The High Republic Adventures #13 opens with Zeen and Lula having worked together with some other Jedi companions to capture Zeen’s childhood best friend Krix Kamerat, who was captured and recruited by the ruthless band of marauders known at the Nihil at the same point that Zeen fell in with the Jedi Order– around the time of the Great Disaster which launched The High Republic’s overarching narrative. On their way back to the Jedi cruiser the Star Hopper, Lula is pulled aside by Master Torban “Buckets of Blood” Buck and asked if she feels she’s ready to become a full-fledged Jedi Knight. Knowing that her feelings for Zeen conflict with the Jedi rule of non-attachment, Lula hesitantly responds that she’s genuinely not sure, and then on the Star Hopper we get more of the tense interrogation scene between Zeen and Krix that we saw parts of in Older’s recent young-adult novel Star Wars: The High Republic – Midnight Horizon.

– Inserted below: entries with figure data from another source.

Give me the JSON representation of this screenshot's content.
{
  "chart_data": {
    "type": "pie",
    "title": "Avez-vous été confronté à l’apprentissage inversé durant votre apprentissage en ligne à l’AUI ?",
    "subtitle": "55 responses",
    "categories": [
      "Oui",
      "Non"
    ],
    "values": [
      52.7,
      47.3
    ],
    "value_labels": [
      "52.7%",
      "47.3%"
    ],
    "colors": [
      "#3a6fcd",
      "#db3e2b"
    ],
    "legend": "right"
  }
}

Meanwhile, a new class of younglings is introduced into the group, and Qort becomes an immediate mentor to another member of his Aloxian species.
I loved seeing Lula wrestling with her feelings for Zeen and weighing the possibilities that lay ahead for her in the future, as Older deals with the intricacies and implications inherent in the Jedi code. This is something that I had really hoped the author would deal with once the shared emotions between the two characters started being implied, and that arc definitely pays off here as this chapter of The High Republic comes to an end. It’s funny that both The Mandalorian-verse on Disney+ and this publishing initiative set a couple hundred years earlier in the timeline are both exploring what it means to be “detached” and why the concepts of love, intimate bonds, and even platonic affection are at odds with the Jedi way of life. By the end of this story I found myself sincerely curious about what choices Lula will make as she continues down her path, and how the question of her relationship with Zeen will be resolved. To me that’s a mark of a well-written story, but as with any successfully executed tease, we’re going to have to wait a bit to see it continue. As you may know the next step for The High Republic will be one an additional 150 years into the past, before many of these characters were even born. I’m sure we’ll get more of Lula Talisola, Zeen Mrala, and their Jedi friends once Phase III comes around, but until then we’ll simply have to wonder where their particular fates will lie.
Star Wars: The High Republic Adventures #13 is available now wherever comic books are sold.